Так бы он и погиб, если б только мог погибнуть. К счастью, у таких людей, как он, есть надежный оплот и прибежище, охраняющее от разложения. Не у всех оно есть – и прежде всего это сила, жизненный инстинкт, который не допускает умирания, который мудрее разума, сильнее воли. Сам того не зная, Кристоф обладал также особым любопытством художника, умел совершенно отрешиться от своей личности, – этим великим даром наделены все истинные творцы. Да, он любил, он страдал, отдавался всем своим страстям, но видел их ясно. Они были в Кристофе, однако они не были Кристофом.

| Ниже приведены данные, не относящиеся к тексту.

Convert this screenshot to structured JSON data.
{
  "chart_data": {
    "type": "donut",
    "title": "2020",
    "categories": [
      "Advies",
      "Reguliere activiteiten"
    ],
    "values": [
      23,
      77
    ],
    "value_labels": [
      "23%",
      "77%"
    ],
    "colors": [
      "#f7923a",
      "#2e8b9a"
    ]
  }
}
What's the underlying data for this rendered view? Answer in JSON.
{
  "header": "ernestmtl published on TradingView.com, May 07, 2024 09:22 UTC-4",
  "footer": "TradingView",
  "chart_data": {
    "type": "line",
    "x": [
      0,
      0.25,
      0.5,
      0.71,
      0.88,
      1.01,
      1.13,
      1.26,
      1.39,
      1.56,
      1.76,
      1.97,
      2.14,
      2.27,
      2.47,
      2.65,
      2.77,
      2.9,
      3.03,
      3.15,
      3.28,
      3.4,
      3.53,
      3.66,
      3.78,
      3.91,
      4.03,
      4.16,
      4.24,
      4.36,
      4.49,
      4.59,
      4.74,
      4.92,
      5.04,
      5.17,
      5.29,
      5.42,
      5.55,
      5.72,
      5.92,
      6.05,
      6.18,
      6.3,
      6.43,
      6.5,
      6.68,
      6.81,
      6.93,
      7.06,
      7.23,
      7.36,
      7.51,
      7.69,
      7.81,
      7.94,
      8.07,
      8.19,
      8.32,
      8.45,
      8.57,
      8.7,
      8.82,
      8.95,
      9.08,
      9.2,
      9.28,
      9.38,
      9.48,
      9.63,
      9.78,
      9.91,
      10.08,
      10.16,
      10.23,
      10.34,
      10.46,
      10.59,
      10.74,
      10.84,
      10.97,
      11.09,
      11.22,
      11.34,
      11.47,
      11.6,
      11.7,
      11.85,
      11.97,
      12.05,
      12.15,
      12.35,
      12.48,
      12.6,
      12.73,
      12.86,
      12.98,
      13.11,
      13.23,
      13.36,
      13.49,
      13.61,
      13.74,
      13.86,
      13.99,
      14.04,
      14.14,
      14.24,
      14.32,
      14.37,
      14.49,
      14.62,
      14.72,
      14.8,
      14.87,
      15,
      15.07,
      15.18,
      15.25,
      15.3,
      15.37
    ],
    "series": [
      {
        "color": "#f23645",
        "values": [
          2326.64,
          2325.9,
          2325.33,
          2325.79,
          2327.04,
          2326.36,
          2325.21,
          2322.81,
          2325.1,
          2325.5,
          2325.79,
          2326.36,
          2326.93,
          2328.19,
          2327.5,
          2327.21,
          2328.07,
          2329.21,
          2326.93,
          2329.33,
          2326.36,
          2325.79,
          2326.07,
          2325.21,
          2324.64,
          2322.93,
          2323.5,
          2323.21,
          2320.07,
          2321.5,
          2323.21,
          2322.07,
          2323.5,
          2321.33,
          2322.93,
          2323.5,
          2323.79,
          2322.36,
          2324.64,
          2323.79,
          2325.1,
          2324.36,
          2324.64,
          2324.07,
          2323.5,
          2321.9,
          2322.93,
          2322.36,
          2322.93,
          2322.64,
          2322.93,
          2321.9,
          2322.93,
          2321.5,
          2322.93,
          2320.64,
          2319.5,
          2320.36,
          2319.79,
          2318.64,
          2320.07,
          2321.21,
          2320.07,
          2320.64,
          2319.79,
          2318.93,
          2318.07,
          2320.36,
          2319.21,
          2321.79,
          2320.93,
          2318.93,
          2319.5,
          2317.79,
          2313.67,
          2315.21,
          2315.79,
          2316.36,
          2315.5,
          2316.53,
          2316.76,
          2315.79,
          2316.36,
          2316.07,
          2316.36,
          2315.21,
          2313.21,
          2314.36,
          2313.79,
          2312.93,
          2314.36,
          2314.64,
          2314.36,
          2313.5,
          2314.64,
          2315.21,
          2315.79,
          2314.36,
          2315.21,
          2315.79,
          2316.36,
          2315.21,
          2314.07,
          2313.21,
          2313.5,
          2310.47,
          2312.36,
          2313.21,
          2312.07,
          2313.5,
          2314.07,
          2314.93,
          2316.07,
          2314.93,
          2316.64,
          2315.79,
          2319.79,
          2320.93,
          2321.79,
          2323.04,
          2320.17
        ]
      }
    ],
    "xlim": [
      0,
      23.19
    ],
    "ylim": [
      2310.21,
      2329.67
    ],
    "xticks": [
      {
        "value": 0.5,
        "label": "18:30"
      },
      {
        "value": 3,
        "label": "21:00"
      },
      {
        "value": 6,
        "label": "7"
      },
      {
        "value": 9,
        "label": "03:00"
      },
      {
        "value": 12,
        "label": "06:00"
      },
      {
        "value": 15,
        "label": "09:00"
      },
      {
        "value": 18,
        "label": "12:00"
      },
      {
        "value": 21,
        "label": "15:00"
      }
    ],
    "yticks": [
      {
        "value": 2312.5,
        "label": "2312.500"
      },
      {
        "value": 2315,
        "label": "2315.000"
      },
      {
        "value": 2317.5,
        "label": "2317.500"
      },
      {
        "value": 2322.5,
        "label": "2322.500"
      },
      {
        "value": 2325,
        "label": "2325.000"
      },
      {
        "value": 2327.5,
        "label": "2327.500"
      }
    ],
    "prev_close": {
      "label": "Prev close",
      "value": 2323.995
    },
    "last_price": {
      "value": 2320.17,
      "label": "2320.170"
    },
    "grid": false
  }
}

Мириады крошечных душ неприметно парили в нем и тяготели к какой-то неведомой, но твердо намеченной и неподвижной точке, подобно тому, как влекутся звездные миры к таинственной бездне мироздания. Это состояние непрерывного и неосознанного раздвоения проявлялось с особой силой в те вихревые мгновения, когда замирает повседневная жизнь и в глубинах сна возникает око сфинкса, многообразный лик бытия. Вот уже год Кристофа преследовали сны, когда он с предельной отчетливостью чувствовал себя одновременно несколькими различными существами, подчас далекими друг от друга, разделенными материками, мирами и столетиями. Проснувшись, он долго ощущал какое-то беспокойство, будто еще продолжались видения, а откуда оно – он не помнил. Как будто навязчивая идея, уходя, оставляла после себя утомительный след, необъяснимую усталость. Но пока душа его мучительно билась в тенетах повседневности, другая душа, жившая в нем, внимательно и безмятежно наблюдала за этим отчаянным борением. Он не видел этой второй души, но она отбрасывала на него свой потаенный свет. Эта вторая душа, жадно и радостно старалась перечувствовать все, всем перестрадать, старалась постичь этих мужчин, этих женщин, эту землю, эти желания, эти страсти, эти помыслы, даже несущие муку, даже самые посредственные, даже нечистые; но всему этому она, вторая душа, сообщала свою светоносность, спасая Кристофа от пустоты небытия, говорила ему, – непонятно как, но говорила, – что он не совсем одинок. Это стремление быть всем и все знать, эта вторая душа как бы плотиной преграждала поток разрушительных страстей.
Она, эта душа, не очень-то помогала Кристофу, она лишь поддерживала его на поверхности вод, но она не позволяла ему выплыть своими силами. Кристофу не удавалось разобраться в себе, овладеть собой, сосредоточиться. Любая работа валилась у него из рук. Он переживал духовный кризис, самый плодотворный из всех, и то, что его ожидало, было уже здесь в зародыше, но это внутреннее богатство сплошь и рядом прорывалось пока лишь в чудачествах, так что плоды этого духовного преизбытка мало чем отличали Кристофа от нищих духом. Кристофа захлестывала жизнь. Все его силы испытывали слишком грозный напор и росли слишком быстро, все разом, все вдруг. Одна лишь воля отставала в росте, и она растерялась перед обступившими ее чудовищами. Все трещало под внутренним напором. Посторонние не замечали этого непрестанного колебания почвы, этих внутренний переворотов. Да и сам Кристоф видел лишь свое бессилие хотеть, творить, быть. Желания, инстинкты, мысли вырывались, словно серные пары из трещины вулкана. И сколько раз он думал:
“А что сейчас появится на поверхности, что станется сейчас со мной? Неужели так будет всегда, или же придет этому конец? Неужели я так ничем и не стану, никогда не стану?”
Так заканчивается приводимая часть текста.